When you say “rob them from watching their kid swim a finals champs” I have often thought, it’s really sad how hard the swimmers have worked to make it to finals for PVS to not be able to get 18 out of “800” parents to step up to help these kids swim. They’ve worked hard all season. They’ve warmed up. They’re ready to go, waiting behind the blocks, nervous and we can’t get 18 parents down to time. And if you have to stay to the end, well that’s awesome because you’ve helped other athletes accomplish something too and you’ve taught your swimmer that staying and cheering on teammates, or timing or sometimes having to sacrifice a little is a good thing for our community.

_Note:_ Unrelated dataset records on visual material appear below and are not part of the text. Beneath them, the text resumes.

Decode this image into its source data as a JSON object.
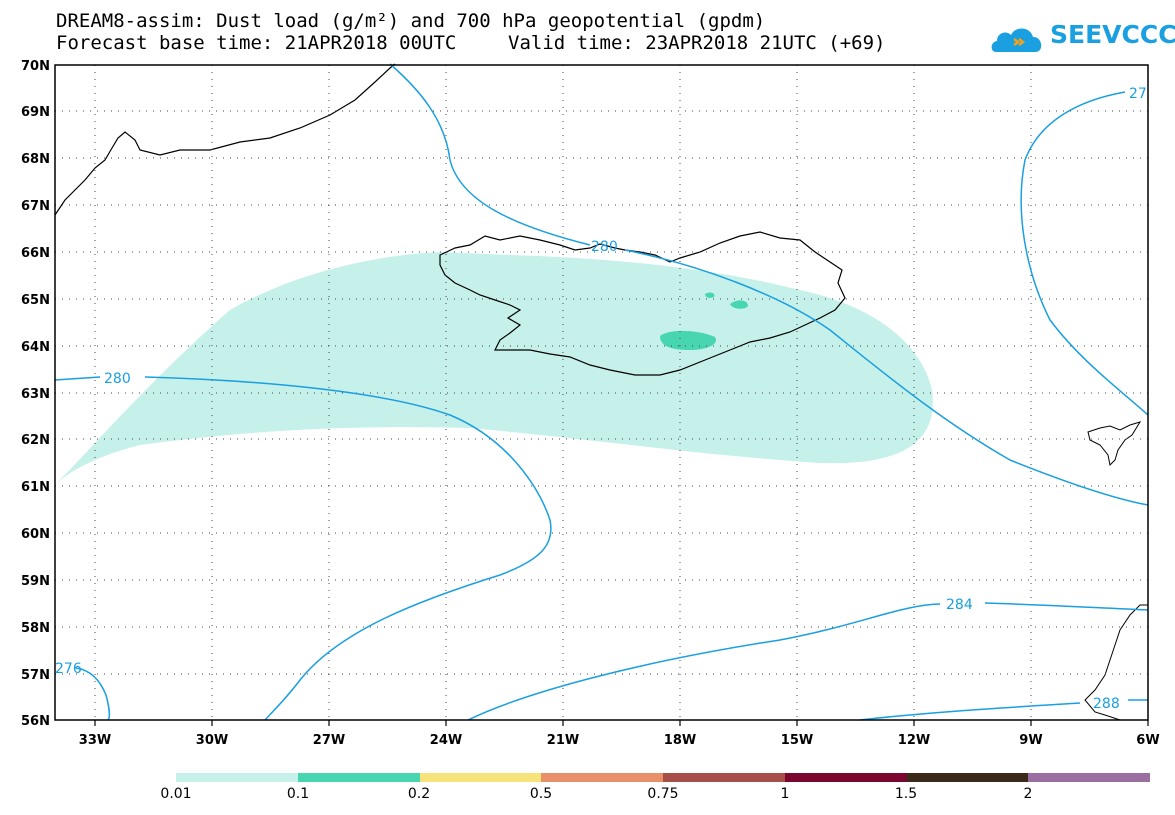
{
  "title": {
    "line1": "DREAM8-assim: Dust load (g/m²) and 700 hPa geopotential (gpdm)",
    "line2_left": "Forecast base time: 21APR2018 00UTC",
    "line2_right": "Valid time: 23APR2018 21UTC (+69)"
  },
  "logo": {
    "text": "SEEVCCC",
    "icon": "cloud-icon",
    "color": "#1a9fe0"
  },
  "map": {
    "lat_labels": [
      "70N",
      "69N",
      "68N",
      "67N",
      "66N",
      "65N",
      "64N",
      "63N",
      "62N",
      "61N",
      "60N",
      "59N",
      "58N",
      "57N",
      "56N"
    ],
    "lon_labels": [
      "33W",
      "30W",
      "27W",
      "24W",
      "21W",
      "18W",
      "15W",
      "12W",
      "9W",
      "6W"
    ],
    "lat_range": [
      56,
      70
    ],
    "lon_range": [
      -34.2,
      -6
    ],
    "gridlines": true,
    "contour_labels": [
      "280",
      "280",
      "284",
      "288",
      "276",
      "27"
    ],
    "contour_color": "#1a9fe0",
    "dust_fill_color": "#c6f0ea",
    "dust_core_color": "#48d6b0"
  },
  "colorbar": {
    "colors": [
      "#c6f0ea",
      "#48d6b0",
      "#f6e47a",
      "#e8906a",
      "#a84e48",
      "#7a0630",
      "#3a2a1a",
      "#9a6ea0"
    ],
    "labels": [
      "0.01",
      "0.1",
      "0.2",
      "0.5",
      "0.75",
      "1",
      "1.5",
      "2"
    ]
  }
}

So instead of yelling at PVS, coaches, host teams, officials, how about you turn and yell at the multitude of parents who never volunteer instead and blame them the next time the swimmers, your children are standing behind the blocks while the rest of the deck is ready to go.
Anonymous wrote:As a parent on deck Friday, I can attest it was the biggest single cluster that I have ever witnessed at a Champs event and PVS should be embarrassed by how it all went down. I witnessed one particular PVS official literally in glee saying how she proudly wasn’t letting any parents on the deck and was gloating how she was going to kick all parents out of the building. It was appalling. That particular official also started power tripping on deck with 800 parents, telling them they couldn’t leave and attempted to force them to time the whole session. I got her name and will be reporting her to the league. No official should act with that kind of complete contempt for parents who volunteer with timing constantly. The meet host was also way in over his head I’m in how to run a successful champs meet and it showed. Parents pay an exorbitant amount to these teams, volunteer around the clock, and work their tails off to get their kids to practices at all hours of the day. To rob them from watching their kids swim a finals champs race is downright wrong and PVS needs to find a better way.
Anonymous wrote:The root cause is an insufficient number of parents willing to pull their weight. For every parent that had already timed a session and just wanted to spectate last night, there were probably at least two more that hadn’t, for no good reason (some have valid reasons). You can blame the host team, PVS, and/or UMD processes all you want, but that doesn’t change the number of volunteers required to run a swim meet. If all families felt the sense of accountability that some families feel, then they wouldn’t need to resort to these tactics. I’m really over the parents that show up at these multi-day meets and don’t volunteer a single session if they’re physically able to. You’re the problem. Why do you expect other families to do this on your behalf?
Anonymous wrote:As a parent on deck Friday, I can attest it was the biggest single cluster that I have ever witnessed at a Champs event and PVS should be embarrassed by how it all went down. I witnessed one particular PVS official literally in glee saying how she proudly wasn’t letting any parents on the deck and was gloating how she was going to kick all parents out of the building. It was appalling. That particular official also started power tripping on deck with 800 parents, telling them they couldn’t leave and attempted to force them to time the whole session. I got her name and will be reporting her to the league. No official should act with that kind of complete contempt for parents who volunteer with timing constantly. The meet host was also way in over his head I’m in how to run a successful champs meet and it showed. Parents pay an exorbitant amount to these teams, volunteer around the clock, and work their tails off to get their kids to practices at all hours of the day. To rob them from watching their kids swim a finals champs race is downright wrong and PVS needs to find a better way.
Anonymous wrote:Anonymous wrote:Only a handful of larger PVS teams have a proven track record of hosting these Champs meet. It absolutely begins and ends with the host team and TOLL and Henry T. absolutely dropped the ball on Friday night. Hopefully PVS is taking note.
Last week's fiasco was OCCS, and the same thing happened at spring champs scy, which was NCAP.